The Burgas-Alexandropolis project can lend decisive impetus to enlarging the capacity of the CPC pipeline into Russia. That line’s existing capacity amounts to some 27 million tons annually. If enlarged significantly beyond that capacity — let alone the colossal 67 million tons annually as planned — the CPC line would suck up massive production volumes from ongoing and upcoming projects in Kazakhstan, including the supergiant Kashagan fields, to the detriment of trans-Caspian projects that answer Western strategic interests.

Even in a short-to-medium term perspective, the Baku-Ceyhan system requires significant additional volumes of Kazakh oil. Inputs into that system from Kazakhstan will become critical within less than a decade. However, an expanded CPC pipeline would divert most of those volumes into Russian territory to Novorossiysk and from there via the Black Sea into the Russian state-controlled Burgas-Alexandropolis pipeline.

Burgas-Alexandropolis developments also affect negatively the prospects for the EU-supported Odessa-Brody-Plock (Poland) project. That route is also an alternative to the Turkish Straits as an oil exit from the Black Sea. However, availability of the Burgas-Alexandropolis outlet can ensure long-term use of the Odessa-Brody pipeline by Russian companies north-south, instead of the originally intended south-north use for Caspian oil to Europe.

According to Putin and other officials at yesterday’s signing ceremony in Athens, future users of the Burgas-Alexandropolis pipeline will have to negotiate with Russia’s state pipeline monopoly Transneft regarding the oil volumes and schedules for using this pipeline.

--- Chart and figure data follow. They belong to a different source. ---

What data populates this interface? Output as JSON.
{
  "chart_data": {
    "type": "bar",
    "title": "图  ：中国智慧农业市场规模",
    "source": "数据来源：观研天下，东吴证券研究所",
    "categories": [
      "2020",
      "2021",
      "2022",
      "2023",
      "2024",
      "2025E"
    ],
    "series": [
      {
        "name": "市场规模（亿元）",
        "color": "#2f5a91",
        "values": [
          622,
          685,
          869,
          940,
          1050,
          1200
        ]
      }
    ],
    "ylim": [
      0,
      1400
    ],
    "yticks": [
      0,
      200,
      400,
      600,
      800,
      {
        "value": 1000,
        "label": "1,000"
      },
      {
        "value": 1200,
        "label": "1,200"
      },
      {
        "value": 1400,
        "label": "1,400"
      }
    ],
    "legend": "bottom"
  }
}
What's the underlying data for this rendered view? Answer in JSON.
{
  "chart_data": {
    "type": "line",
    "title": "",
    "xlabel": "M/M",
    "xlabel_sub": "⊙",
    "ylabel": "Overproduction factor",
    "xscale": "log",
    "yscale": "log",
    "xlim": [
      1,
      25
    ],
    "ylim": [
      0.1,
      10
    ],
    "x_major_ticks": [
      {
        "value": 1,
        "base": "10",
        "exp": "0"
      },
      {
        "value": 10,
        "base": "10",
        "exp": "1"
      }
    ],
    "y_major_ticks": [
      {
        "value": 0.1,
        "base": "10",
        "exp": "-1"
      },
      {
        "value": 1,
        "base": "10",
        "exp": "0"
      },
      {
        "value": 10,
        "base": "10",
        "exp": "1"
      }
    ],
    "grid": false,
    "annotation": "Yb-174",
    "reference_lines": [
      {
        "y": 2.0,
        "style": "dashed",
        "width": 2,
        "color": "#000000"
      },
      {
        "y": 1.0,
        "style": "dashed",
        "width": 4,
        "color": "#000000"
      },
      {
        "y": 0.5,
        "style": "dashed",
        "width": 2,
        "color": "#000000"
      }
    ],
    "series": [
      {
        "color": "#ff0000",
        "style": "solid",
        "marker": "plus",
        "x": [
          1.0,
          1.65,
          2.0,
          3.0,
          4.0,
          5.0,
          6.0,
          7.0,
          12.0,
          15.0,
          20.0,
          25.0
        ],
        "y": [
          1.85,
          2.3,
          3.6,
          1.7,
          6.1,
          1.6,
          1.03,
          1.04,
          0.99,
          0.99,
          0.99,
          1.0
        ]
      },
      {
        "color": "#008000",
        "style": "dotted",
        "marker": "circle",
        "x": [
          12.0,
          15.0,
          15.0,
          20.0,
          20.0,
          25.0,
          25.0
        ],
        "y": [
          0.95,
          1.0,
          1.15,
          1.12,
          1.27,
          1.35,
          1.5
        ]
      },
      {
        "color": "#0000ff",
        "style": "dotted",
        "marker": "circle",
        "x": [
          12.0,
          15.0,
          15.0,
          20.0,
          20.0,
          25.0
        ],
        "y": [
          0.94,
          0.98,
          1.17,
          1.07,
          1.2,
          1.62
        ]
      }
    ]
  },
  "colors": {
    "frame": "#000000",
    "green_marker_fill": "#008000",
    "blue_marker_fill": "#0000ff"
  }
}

This means that U.S. and West European companies will depend on the Russian state for accessing EU territory to transport oil extracted by Western companies for Western consumers.

In his speech at the agreement’s signing, Putin predicted that Western companies in Kazakhstan and Azerbaijan, as well as those two countries themselves, would be using this pipeline. Chevron has publicly indicated its intention to do so, while the CPC consortium seems to be hedging its bets for now in its public comments.

Transneft, GazpromNeft, and Rosneft hold a combined 51% stake in the Burgas-Alexandropolis project, with Transneft as project operator. The Greek and Bulgarian governments hold the remaining 49% initially, with the right to sell portions of their stakes to international or Russian oil companies that would use this transit pipeline. The Greek side in Burgas-Alexandropolis consists of three companies, one of them a Gazprom joint venture. The Bulgarian stakeholder, BulgarGaz, is known to be eyed by Gazprom for setting up a joint venture.

The pipeline is intended to carry 35 million tons of oil annually in the first phase, with expansion to 50 million tons in the second phase. Financing has yet to be lined up on international credit markets; the Russian side will not finance this project, at least not directly. The intergovernmental agreement is subject to parliamentary ratification in the three countries.